"Learning Community charter school takes its message to parents" ran in today's ProJo--it's an overview of the great-sounding community and family outreach work that the Central Falls charter Learning Community , which serves students in K-5 from Providence, Pawtucket, and Central Falls, is doing. Teachers and staff from the school are intentionally developing a wide range of ways to connect to family members, moving beyond events at the school to outreach in students' neighborhoods.
A few key points about the school's successful family outreach jump out:
1. The school sees family members as an essential asset for accomplishing its goals with students.
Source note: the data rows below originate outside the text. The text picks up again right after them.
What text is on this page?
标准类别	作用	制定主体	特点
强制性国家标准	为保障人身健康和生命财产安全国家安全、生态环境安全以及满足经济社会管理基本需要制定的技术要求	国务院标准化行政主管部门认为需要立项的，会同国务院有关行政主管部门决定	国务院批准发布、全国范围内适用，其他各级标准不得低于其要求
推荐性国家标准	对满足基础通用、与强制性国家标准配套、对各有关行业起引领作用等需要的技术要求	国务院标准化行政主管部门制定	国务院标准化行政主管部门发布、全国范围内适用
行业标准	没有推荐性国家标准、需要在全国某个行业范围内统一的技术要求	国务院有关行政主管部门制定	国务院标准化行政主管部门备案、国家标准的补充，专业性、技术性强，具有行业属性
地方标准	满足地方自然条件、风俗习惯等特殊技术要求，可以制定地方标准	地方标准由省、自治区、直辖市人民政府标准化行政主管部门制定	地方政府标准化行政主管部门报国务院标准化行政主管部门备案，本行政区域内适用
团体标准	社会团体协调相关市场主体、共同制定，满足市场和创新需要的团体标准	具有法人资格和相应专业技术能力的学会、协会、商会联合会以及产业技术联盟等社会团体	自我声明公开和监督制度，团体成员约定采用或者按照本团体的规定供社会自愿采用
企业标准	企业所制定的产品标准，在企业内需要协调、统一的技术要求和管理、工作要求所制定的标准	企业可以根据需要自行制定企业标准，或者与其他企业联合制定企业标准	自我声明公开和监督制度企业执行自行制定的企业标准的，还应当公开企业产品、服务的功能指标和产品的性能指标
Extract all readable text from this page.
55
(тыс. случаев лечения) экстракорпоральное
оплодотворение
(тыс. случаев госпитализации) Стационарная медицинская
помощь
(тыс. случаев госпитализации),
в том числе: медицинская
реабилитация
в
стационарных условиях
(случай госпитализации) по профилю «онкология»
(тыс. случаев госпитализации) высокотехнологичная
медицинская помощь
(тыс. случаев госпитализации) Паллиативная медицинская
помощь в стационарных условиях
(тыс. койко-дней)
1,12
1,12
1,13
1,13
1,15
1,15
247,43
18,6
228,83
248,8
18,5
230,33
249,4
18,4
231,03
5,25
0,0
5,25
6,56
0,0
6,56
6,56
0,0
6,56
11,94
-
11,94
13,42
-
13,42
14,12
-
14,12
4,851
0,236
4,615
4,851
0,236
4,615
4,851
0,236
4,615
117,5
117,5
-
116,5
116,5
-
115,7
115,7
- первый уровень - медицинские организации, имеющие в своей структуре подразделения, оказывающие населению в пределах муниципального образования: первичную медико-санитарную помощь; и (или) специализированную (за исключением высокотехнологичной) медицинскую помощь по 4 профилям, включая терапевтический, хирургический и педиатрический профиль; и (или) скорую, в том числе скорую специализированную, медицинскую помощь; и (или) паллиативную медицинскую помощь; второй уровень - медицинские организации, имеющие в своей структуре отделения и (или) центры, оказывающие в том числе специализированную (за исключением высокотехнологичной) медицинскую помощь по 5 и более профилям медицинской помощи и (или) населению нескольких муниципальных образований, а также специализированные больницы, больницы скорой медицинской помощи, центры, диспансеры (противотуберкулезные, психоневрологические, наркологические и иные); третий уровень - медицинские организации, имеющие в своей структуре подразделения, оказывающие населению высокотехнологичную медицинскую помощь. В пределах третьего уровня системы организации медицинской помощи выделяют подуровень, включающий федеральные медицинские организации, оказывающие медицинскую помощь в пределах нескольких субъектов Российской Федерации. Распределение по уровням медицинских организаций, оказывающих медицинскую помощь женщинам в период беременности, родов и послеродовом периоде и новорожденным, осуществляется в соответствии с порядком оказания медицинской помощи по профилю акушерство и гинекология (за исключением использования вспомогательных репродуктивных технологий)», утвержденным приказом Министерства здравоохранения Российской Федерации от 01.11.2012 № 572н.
2. Cultural competence: school staff members understand families' backgrounds, constraints due to work and family responsibilities, language backgrounds, and possible trepidation toward school, and plan ways to connect with families that overcome those challenges
3. The school has focused profession development for community outreach, building the capacity of staff members to reach outside the school and connect with parents to give them a "toolbox" of options to use.
4. Clearly, the definition of the kind of work that belongs in a teacher and staff member's day isn't rigidly limited, but rather is established by agreement at the school site level. Teachers do what works for their school rather than adhering strictly to a contract imposed systemwide (not knocking unions there--unions and autonomy can and very much should coexist).
I'd love to hear more from any Learning Community educators, staffers, or family members who come across this. I hope that we can find ways for the public school systems of Providence, Pawtucket, and Central Falls (and elsewhere) to learn from and adapt your methods of community and family engagement. Congratulations on your success!